The U.S. economy added 428,000 jobs in April, beating the Dow Jones estimate of 400,000 despite high inflation, the Bureau of Labor Statistics reported Friday. Average hourly earnings also grew, a bit below estimates (but behind inflation). That said, the news isn't without downsides: The labor force participation rate dropped to a disappointing 62.2 percent, its lowest in three months, and stock futures fell in the report's wake. Here's what the experts are saying:
Expect the Fed to stay the course on rate hikes
On Wednesday, the Federal Reserve raised interest rates by 0.5 percent in an effort to combat record-high inflation plaguing the nation. But a decent jobs report is unlikely to convince the Fed to "abandon its hawkish plans," Paul Ashworth, chief U.S. economist at Capital Economics, told CNBC. Rather, the central bank's plan "is clearly working," observed journalist Matthew Yglesias. Bloomberg seemed to agree: "The strength of the gains gave a green light to the Federal Reserve to keep on its aggressive path of raising interest rates."
Wage growth and inflation
It seems that at least part of the reason the Fed has been so intent on raising interest rates is to prevent a so-called wage-price spiral, in which price increases beget wage increases that beget prices increases again. Per April's report, wages rose 5.5 percent annually, but average hourly earnings only increased 0.3 percent last month (that's compared with 0.5 percent in March). Though fast wage growth is better for workers (particularly when prices are so high), "it has also been threatening to keep inflation elevated, both as strong demand persists and as companies raise costs to cover climbing labor expenses," The New York Times writes. This month's slightly-moderated increase might therefore prove "welcome news" for the Fed "if it lasts."
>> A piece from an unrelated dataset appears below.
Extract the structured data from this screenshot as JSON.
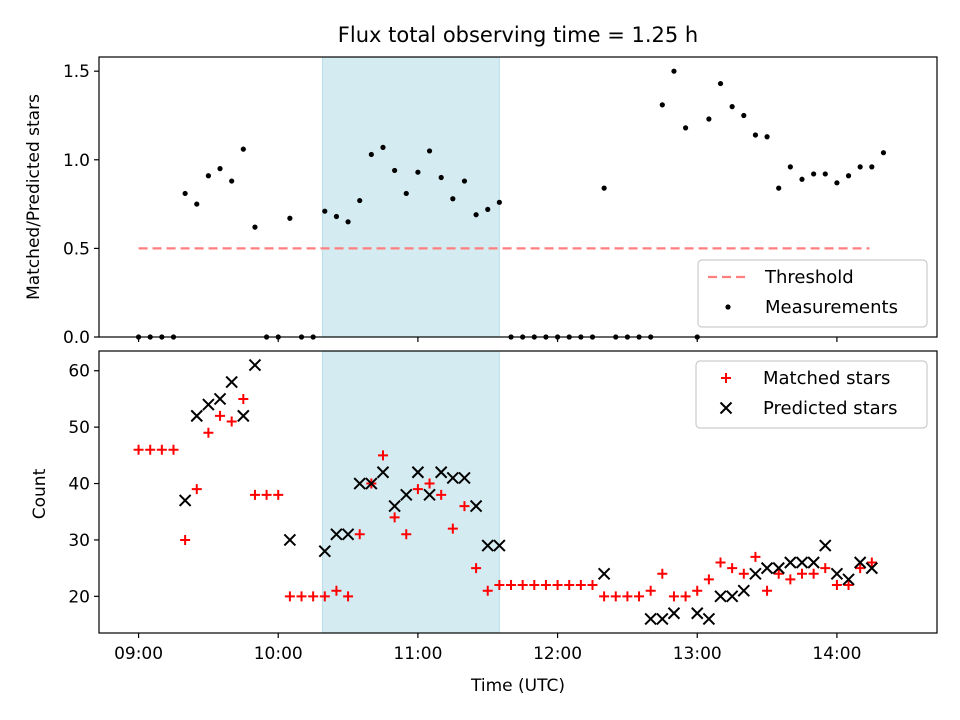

Jason Furman, chair of the Council of Economic Advisers under former President Barack Obama, agreed: "Nothing in this will or should change what the Fed does in June, but is another sign that the underlying inflation trend may be lower than I thought and coming down."
Economist Mohamed A. El-Erian said the strength of April's report does not seem to be an immediate threat to the risk of a wage-price spiral. "No matter how you look at it," added Economic Policy Institute's Elise Gould, "nominal wage growth is moderating (and decidedly not accelerating)." "We can keep labor markets tight without feeding inflation," she continued.
Not yet 'mission accomplished,' but…
April's growth is positive — but it's "not yet mission accomplished," noted Economic Policy Institute President Heidi Shierholz. There's a "huge hole" in the labor market, but "that gap is closing rapidly," she said.
The economy is at a "pivot point," suggested Politico's Chief Economic Correspondent Ben White. That is, we're seeing "recovery with a lotta momentum," added University of Michigan economics professor and New York Times contributor Justin Wolfers. "It's hard to see where all that recession talk is coming from." If you're not pleased by April's jobs report, "you're a professional grump," he added.
And at least "for now," said New York Times economics reporter Ben Casselman, "I'm not reading too much into the one-month drop in the labor force." When taken alongside the last six months, "the labor force is growing, but not quite as quickly as we thought (or had hoped). Not great, but not enough to set off major alarm bells given other data."